The panel found that the students should have shown their Penn cards.

In summary, the panel concluded that once the incident occurred at DRL David Rittenhouse Laboratories, the UPPD should have recognized that the removal of the DP's from at least three different locations was a form of student protest and not an indicator of criminal behavior. According to the University's "Emergency Procedures Protocols" . . . the UPPD should have contacted the Office of the Vice Provost for University Life as soon as it recognized that the students were involved in a form of protest. Once the VPUL was notified of the protest, Open Expression Monitors would have been dispatched to observe and monitor the students' actions, in compliance with the existing Open Expression Guidelines. Since this act was a form of protest and not a criminal offense, it would have been more appropriate for Open Expression Monitors, not police officers, to mediate and attempt to resolve any further conflicts that resulted from the removal of the DP's. The Open Expression Monitors could have informed the students about the Open Expression Guidelines, notified them if their actions violated the Guidelines, and identified students who violated the Guidelines.

Recommendations

It is vital that all UPPD personnel receive additional training about appropriate responses . . . to student demonstrations and protests. This training must include extensive information on the University's Open Expression Guidelines and the role and responsibility of Open Expression Monitors.

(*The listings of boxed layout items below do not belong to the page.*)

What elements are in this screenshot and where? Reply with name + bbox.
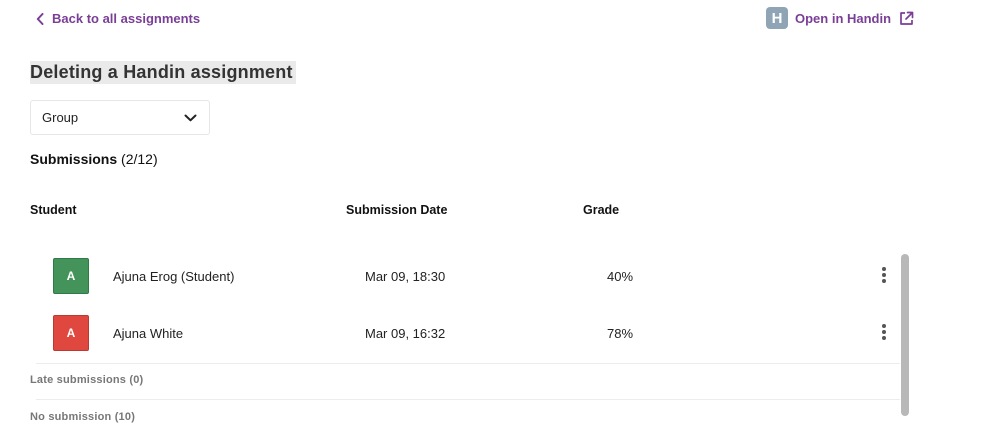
back-link-label: Back to all assignments [52, 11, 201, 26]
student-name: Ajuna Erog (Student) [113, 269, 235, 284]
column-header-submission-date: Submission Date [346, 203, 448, 217]
avatar: A [53, 258, 89, 294]
open-in-handin-label: Open in Handin [795, 10, 892, 26]
external-link-icon [900, 11, 914, 25]
column-header-student: Student [30, 203, 77, 217]
group-dropdown-value: Group [42, 110, 79, 125]
late-submissions-section[interactable]: Late submissions (0) [30, 374, 143, 386]
grade-value: 40% [607, 269, 634, 284]
back-to-assignments-link[interactable]: Back to all assignments [36, 11, 200, 26]
no-submission-section[interactable]: No submission (10) [30, 411, 135, 423]
submissions-label: Submissions [30, 151, 118, 167]
submission-date: Mar 09, 18:30 [365, 269, 446, 284]
chevron-down-icon [184, 114, 197, 121]
more-vertical-icon[interactable] [878, 266, 890, 286]
open-in-handin-link[interactable]: H Open in Handin [766, 7, 914, 29]
chevron-left-icon [36, 12, 44, 25]
group-dropdown[interactable]: Group [30, 100, 210, 135]
list-scrollbar[interactable] [901, 254, 909, 416]
submission-date: Mar 09, 16:32 [365, 326, 446, 341]
more-vertical-icon[interactable] [878, 323, 890, 343]
avatar: A [53, 315, 89, 351]
submissions-list: A Ajuna Erog (Student) Mar 09, 18:30 40%… [30, 252, 900, 366]
divider [36, 363, 900, 364]
table-row[interactable]: A Ajuna White Mar 09, 16:32 78% [30, 309, 900, 366]
handin-logo: H [766, 7, 788, 29]
submissions-heading: Submissions (2/12) [30, 151, 158, 167]
table-row[interactable]: A Ajuna Erog (Student) Mar 09, 18:30 40% [30, 252, 900, 309]
page-title: Deleting a Handin assignment [30, 61, 296, 84]
submissions-count: (2/12) [121, 151, 158, 167]
student-name: Ajuna White [113, 326, 184, 341]
grade-value: 78% [607, 326, 634, 341]
divider [36, 399, 900, 400]
column-header-grade: Grade [583, 203, 620, 217]
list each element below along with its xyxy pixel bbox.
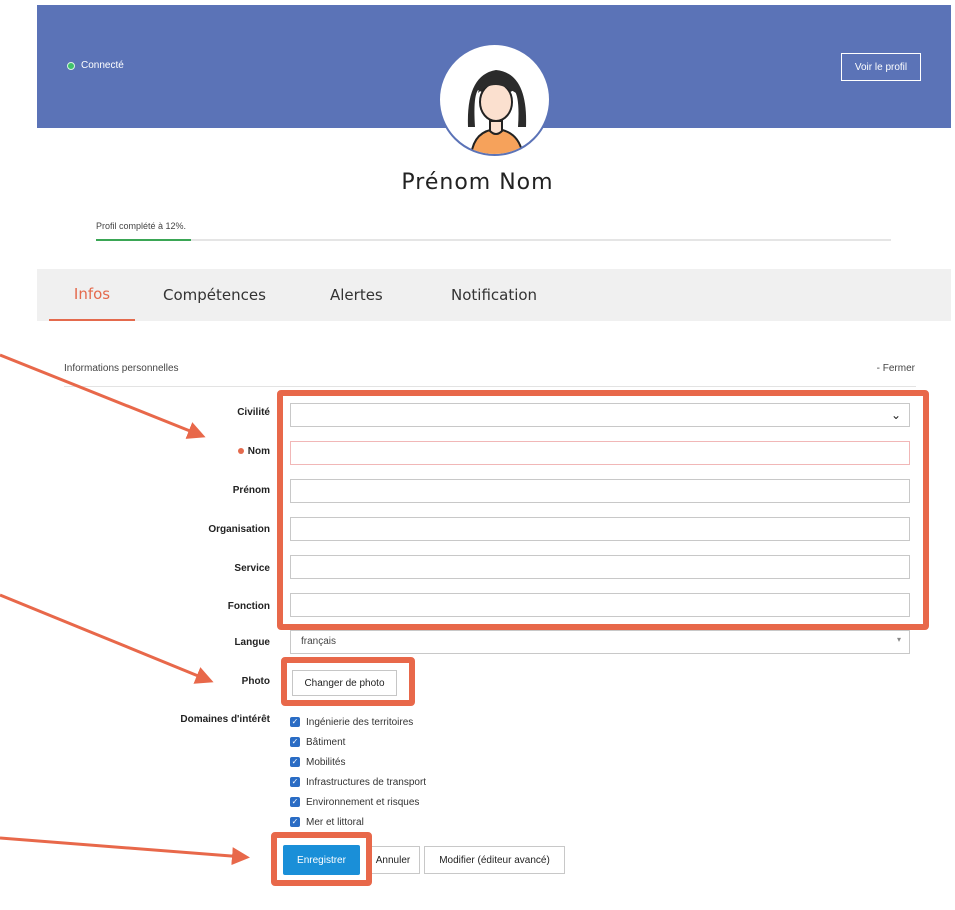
- arrow-to-photo: [0, 593, 214, 684]
- arrow-to-fields: [0, 353, 206, 439]
- annotation-arrows: [0, 353, 250, 866]
- arrow-to-save: [0, 836, 250, 866]
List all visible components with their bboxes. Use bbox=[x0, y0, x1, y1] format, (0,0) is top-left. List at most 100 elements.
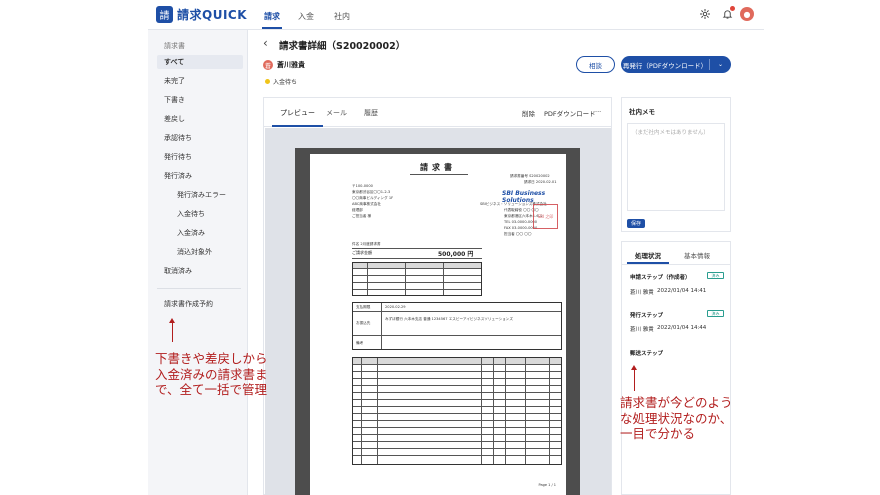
step-status-badge: 済み bbox=[707, 272, 724, 279]
tab-preview[interactable]: プレビュー bbox=[272, 108, 323, 127]
back-icon[interactable]: ‹ bbox=[263, 36, 268, 50]
company-seal: SBI 之印 bbox=[533, 204, 558, 229]
annotation-line: 入金済みの請求書ま bbox=[155, 366, 268, 382]
annotation-line: 下書きや差戻しから bbox=[155, 351, 268, 366]
page-title: 請求書詳細（S20020002） bbox=[279, 41, 406, 52]
chevron-down-icon[interactable]: ⌄ bbox=[710, 61, 731, 68]
memo-input[interactable]: （まだ社内メモはありません） bbox=[627, 123, 725, 211]
status-dot bbox=[265, 79, 270, 84]
nav-tab-internal[interactable]: 社内 bbox=[334, 11, 350, 22]
annotation-right: 請求書が今どのよう な処理状況なのか、 一目で分かる bbox=[620, 395, 733, 442]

The UPPD Policy on handcuffs, Section 5.7.06, should be reviewed . . . to ascertain if there are circumstances when it may be inappropriate to handcuff detainees. . . . The application of any newly implemented policy should be monitored . . . to ensure that the policy is applied consistently, is non-discriminatory, and has no adverse impact on any group of people. After the policy is implemented, data should be maintained by the Department on the race and sex of individuals handcuffed, nature of offenses, and reasons for handcuffing.